Segundo a brasileira, o segredo de a Finlândia ter se mantido o país mais feliz do mundo mesmo durante a pandemia, é que, para eles, a vida em nada mudou. Beatriz não teve que sair para trabalhar — ela é professora de português para finlandeses que querem fazer intercâmbio no Brasil, algo que se tornou inviável durante a pandemia —, mas garante que as outras pessoas continuaram saindo para seus ofícios sem grandes problemas. Atividades de lazer e recreação também fizeram parte da rotina dos finlandeses durante todo esse tempo.
Este mês, no entanto, o governo da Finlândia anunciou medidas mais drásticas para conter o avanço da pandemia no país. No dia 8, a primeira-ministra Sanna Marin estabeleceu que escolas, restaurantes e bares seriam fechados, e na quarta-feira (24), decretou lockdown em algumas cidades.
"Durante esse ano em que pudemos viver sem restrições, saía normalmente para caminhar na floresta, tirar minhas fotografias, ir às lojas, ao mercado", afirma. "O governo fazia recomendações quanto às medidas sanitárias, mas não obrigava ninguém a nada. Felizmente, há uma consciência muito grande por parte da população. Viam-se pessoas sem máscara dentro dos estabelecimentos, mas a maioria delas usava."
Outro ponto de vista
A mineira Ingrid Almeida, de 34 anos, que há mais de uma década mora em Mikkeli, cidade na região de Savônia do Sul, tem uma opinião diferente sobre viver na Finlândia. Para ela, o resultado da pesquisa de felicidade global veio como uma surpresa, uma vez que, a seu ver, felicidade e satisfação são conceitos totalmente diferentes.
"Eu acho que as pessoas confundem muito uma coisa com a outra. Se você der uma rápida pesquisada, verá que na Finlândia e em alguns outros países nórdicos, consomem-se quantidades altíssimas de antidepressivos. É uma contradição muito grande dizer que aqui é o país mais feliz do mundo", diz.
"Aqui na Finlândia vive-se muitíssimo bem, sobretudo no quesito segurança, mas a população tem um conflito muito grande com a vida social. Os finlandeses são fechados e é difícil fazer amigos. Me sinto muito sozinha. Eu brinco que minha quarentena começou há 11 anos, então nem me abalei nesse sentido. O clima também influencia. Aqui é frio e escuro durante a maior parte do ano", completa.
Para Ingrid, felicidade é poder estar perto da família e das pessoas que se ama. Ela mora sozinha com os dois filhos pequenos, de 1 e 8 anos, mas sente muita falta dos pais e das irmãs. Até dezembro de 2019, quando visitou Belo Horizonte pela última vez, seu maior sonho era voltar para o Brasil. Hoje ela percebe, no entanto, que a melhor alternativa é permanecer na Finlândia e proporcionar assim, um futuro melhor para seus filhos.

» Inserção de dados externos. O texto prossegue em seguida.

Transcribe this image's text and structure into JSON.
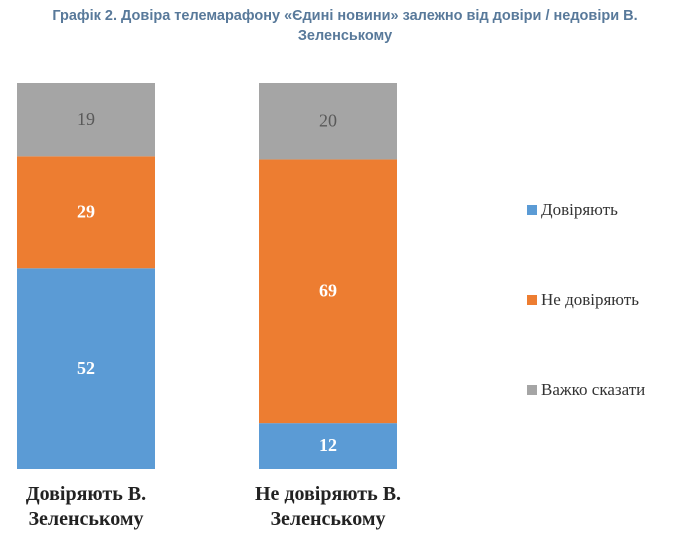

"Eu vim para cá com 20 e poucos anos e tive oportunidades que no Brasil eu jamais teria. Meu sonho era cursar Letras, mas como não tinha condições, trabalhava na recepção de uma autoescola e aos finais de semana fazia bicos em um bar para poder juntar dinheiro para estudar", afirma.
"Um dia, em uma viagem ao Rio de Janeiro, conheci o pai do meu primeiro filho, que é finlandês. Ele me disse 'você está passando muito perrengue para poder estudar. Por que você não vai para a Finlândia? Lá o ensino é de graça'. Na hora, pensei 'essa é a minha chance' e fui", completa.

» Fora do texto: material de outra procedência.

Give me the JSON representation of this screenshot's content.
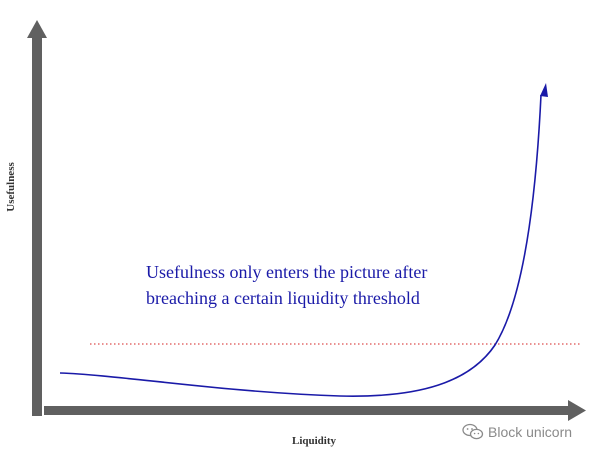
{
  "axes": {
    "x_label": "Liquidity",
    "y_label": "Usefulness"
  },
  "annotation": {
    "line1": "Usefulness only enters the picture after",
    "line2": "breaching a certain liquidity threshold"
  },
  "watermark": {
    "text": "Block unicorn",
    "icon": "wechat-icon"
  },
  "colors": {
    "axis": "#606060",
    "curve": "#1a1aa8",
    "threshold": "#d42020",
    "annotation_text": "#1a1aa8",
    "axis_label": "#333333",
    "watermark": "#8a8a8a"
  }
}
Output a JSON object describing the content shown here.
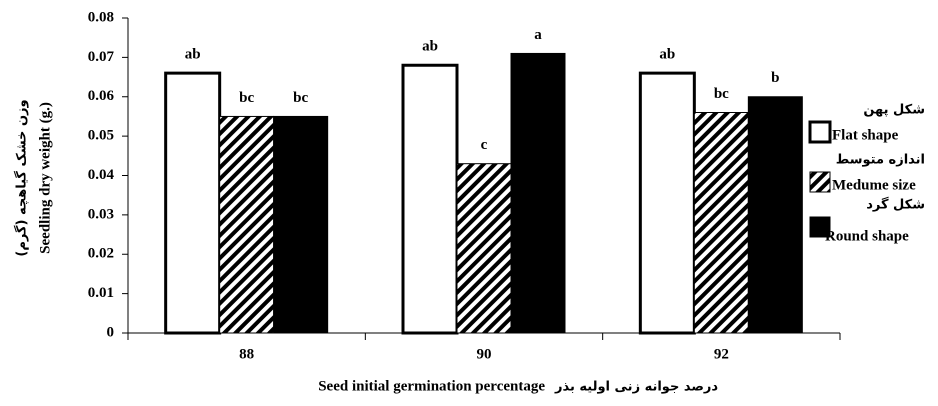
{
  "chart_data": {
    "type": "bar",
    "ylabel": "Seedling dry weight (g.)",
    "ylabel_fa": "وزن خشک گیاهچه (گرم)",
    "xlabel": "Seed initial germination percentage",
    "xlabel_fa": "درصد جوانه زنی اولیه بذر",
    "categories": [
      "88",
      "90",
      "92"
    ],
    "series": [
      {
        "name": "Flat shape",
        "name_fa": "شکل پهن",
        "color": "#ffffff",
        "fill": "solid",
        "values": [
          0.066,
          0.068,
          0.066
        ],
        "labels": [
          "ab",
          "ab",
          "ab"
        ]
      },
      {
        "name": "Medume size",
        "name_fa": "اندازه متوسط",
        "color": "#000000",
        "fill": "hatch",
        "values": [
          0.055,
          0.043,
          0.056
        ],
        "labels": [
          "bc",
          "c",
          "bc"
        ]
      },
      {
        "name": "Round shape",
        "name_fa": "شکل گرد",
        "color": "#000000",
        "fill": "solid",
        "values": [
          0.055,
          0.071,
          0.06
        ],
        "labels": [
          "bc",
          "a",
          "b"
        ]
      }
    ],
    "ylim": [
      0,
      0.08
    ],
    "yticks": [
      0,
      0.01,
      0.02,
      0.03,
      0.04,
      0.05,
      0.06,
      0.07,
      0.08
    ],
    "legend": "right",
    "grid": false
  }
}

Uma vez na Finlândia, no entanto, Ingrid desistiu de cursar Letras. Como sua grande paixão era a literatura brasileira, ela percebeu que não fazia muito sentido levar o antigo sonho adiante e atualmente trabalha como enfermeira em um centro de recuperação para idosos.

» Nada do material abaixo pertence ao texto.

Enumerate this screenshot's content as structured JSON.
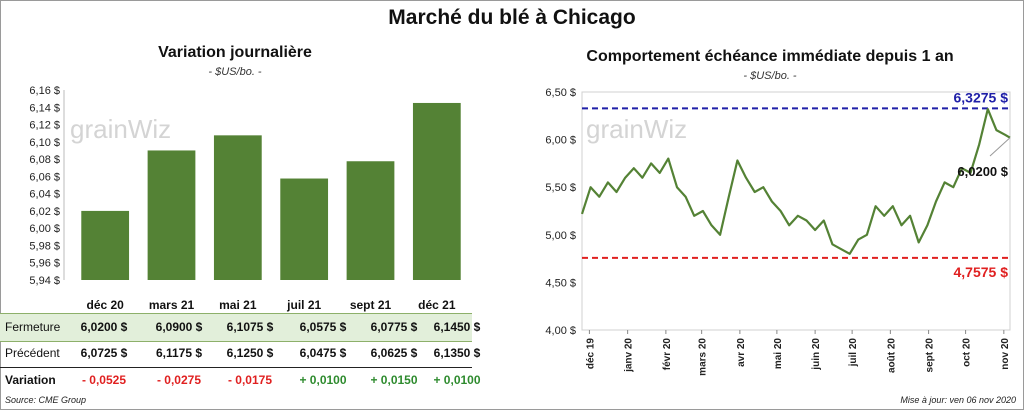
{
  "title": "Marché du blé à Chicago",
  "left": {
    "title": "Variation  journalière",
    "unit": "- $US/bo. -",
    "watermark": "grainWiz",
    "y_ticks": [
      "6,16 $",
      "6,14 $",
      "6,12 $",
      "6,10 $",
      "6,08 $",
      "6,06 $",
      "6,04 $",
      "6,02 $",
      "6,00 $",
      "5,98 $",
      "5,96 $",
      "5,94 $"
    ]
  },
  "right": {
    "title": "Comportement  échéance immédiate depuis 1 an",
    "unit": "- $US/bo. -",
    "watermark": "grainWiz",
    "y_ticks": [
      "6,50 $",
      "6,00 $",
      "5,50 $",
      "5,00 $",
      "4,50 $",
      "4,00 $"
    ],
    "x_ticks": [
      "déc 19",
      "janv 20",
      "févr 20",
      "mars 20",
      "avr 20",
      "mai 20",
      "juin 20",
      "juil 20",
      "août 20",
      "sept 20",
      "oct 20",
      "nov 20"
    ],
    "high_label": "6,3275  $",
    "low_label": "4,7575  $",
    "last_label": "6,0200 $"
  },
  "table": {
    "months": [
      "déc 20",
      "mars 21",
      "mai 21",
      "juil 21",
      "sept 21",
      "déc 21"
    ],
    "close_label": "Fermeture",
    "close": [
      "6,0200  $",
      "6,0900  $",
      "6,1075  $",
      "6,0575  $",
      "6,0775  $",
      "6,1450  $"
    ],
    "prev_label": "Précédent",
    "prev": [
      "6,0725  $",
      "6,1175  $",
      "6,1250  $",
      "6,0475  $",
      "6,0625  $",
      "6,1350  $"
    ],
    "var_label": "Variation",
    "var": [
      "- 0,0525",
      "- 0,0275",
      "- 0,0175",
      "+ 0,0100",
      "+ 0,0150",
      "+ 0,0100"
    ]
  },
  "footer": {
    "source": "Source: CME Group",
    "updated": "Mise à jour: ven 06 nov 2020"
  },
  "colors": {
    "bar": "#548235",
    "line": "#548235",
    "high": "#1f1fa8",
    "low": "#e02020",
    "close_row": "#e2efda",
    "negative": "#e02020",
    "positive": "#2e8b2e"
  },
  "chart_data": [
    {
      "type": "bar",
      "title": "Variation  journalière",
      "categories": [
        "déc 20",
        "mars 21",
        "mai 21",
        "juil 21",
        "sept 21",
        "déc 21"
      ],
      "values": [
        6.02,
        6.09,
        6.1075,
        6.0575,
        6.0775,
        6.145
      ],
      "ylim": [
        5.94,
        6.16
      ],
      "grid": false
    },
    {
      "type": "line",
      "title": "Comportement  échéance immédiate depuis 1 an",
      "x": [
        "2019-11-25",
        "2019-12-02",
        "2019-12-09",
        "2019-12-16",
        "2019-12-23",
        "2019-12-30",
        "2020-01-06",
        "2020-01-13",
        "2020-01-20",
        "2020-01-27",
        "2020-02-03",
        "2020-02-10",
        "2020-02-17",
        "2020-02-24",
        "2020-03-02",
        "2020-03-09",
        "2020-03-16",
        "2020-03-23",
        "2020-03-30",
        "2020-04-06",
        "2020-04-13",
        "2020-04-20",
        "2020-04-27",
        "2020-05-04",
        "2020-05-11",
        "2020-05-18",
        "2020-05-25",
        "2020-06-01",
        "2020-06-08",
        "2020-06-15",
        "2020-06-22",
        "2020-06-29",
        "2020-07-06",
        "2020-07-13",
        "2020-07-20",
        "2020-07-27",
        "2020-08-03",
        "2020-08-10",
        "2020-08-17",
        "2020-08-24",
        "2020-08-31",
        "2020-09-07",
        "2020-09-14",
        "2020-09-21",
        "2020-09-28",
        "2020-10-05",
        "2020-10-12",
        "2020-10-19",
        "2020-10-26",
        "2020-11-02",
        "2020-11-06"
      ],
      "values": [
        5.22,
        5.5,
        5.4,
        5.55,
        5.45,
        5.6,
        5.7,
        5.6,
        5.75,
        5.65,
        5.8,
        5.5,
        5.4,
        5.2,
        5.25,
        5.1,
        5.0,
        5.4,
        5.78,
        5.6,
        5.45,
        5.5,
        5.35,
        5.25,
        5.1,
        5.2,
        5.15,
        5.05,
        5.15,
        4.9,
        4.85,
        4.8,
        4.95,
        5.0,
        5.3,
        5.2,
        5.3,
        5.1,
        5.2,
        4.92,
        5.1,
        5.35,
        5.55,
        5.5,
        5.7,
        5.65,
        5.95,
        6.32,
        6.1,
        6.05,
        6.02
      ],
      "ylim": [
        4.0,
        6.5
      ],
      "annotations": [
        {
          "label": "6,3275  $",
          "value": 6.3275,
          "style": "dashed",
          "color": "#1f1fa8"
        },
        {
          "label": "4,7575  $",
          "value": 4.7575,
          "style": "dashed",
          "color": "#e02020"
        },
        {
          "label": "6,0200 $",
          "value": 6.02
        }
      ],
      "grid": false
    }
  ]
}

Estabilizada no país e conformada de que não voltará um dia para sua terra natal, a brasileira então tomou, em dezembro do ano passado, um importante passo em sua vida: decorou seu apartamento, que até então contava com uma mobília simples, nas cores verde e amarelo. Apesar de saudosa, ela agora se sente pelo menos um pouco mais perto de casa.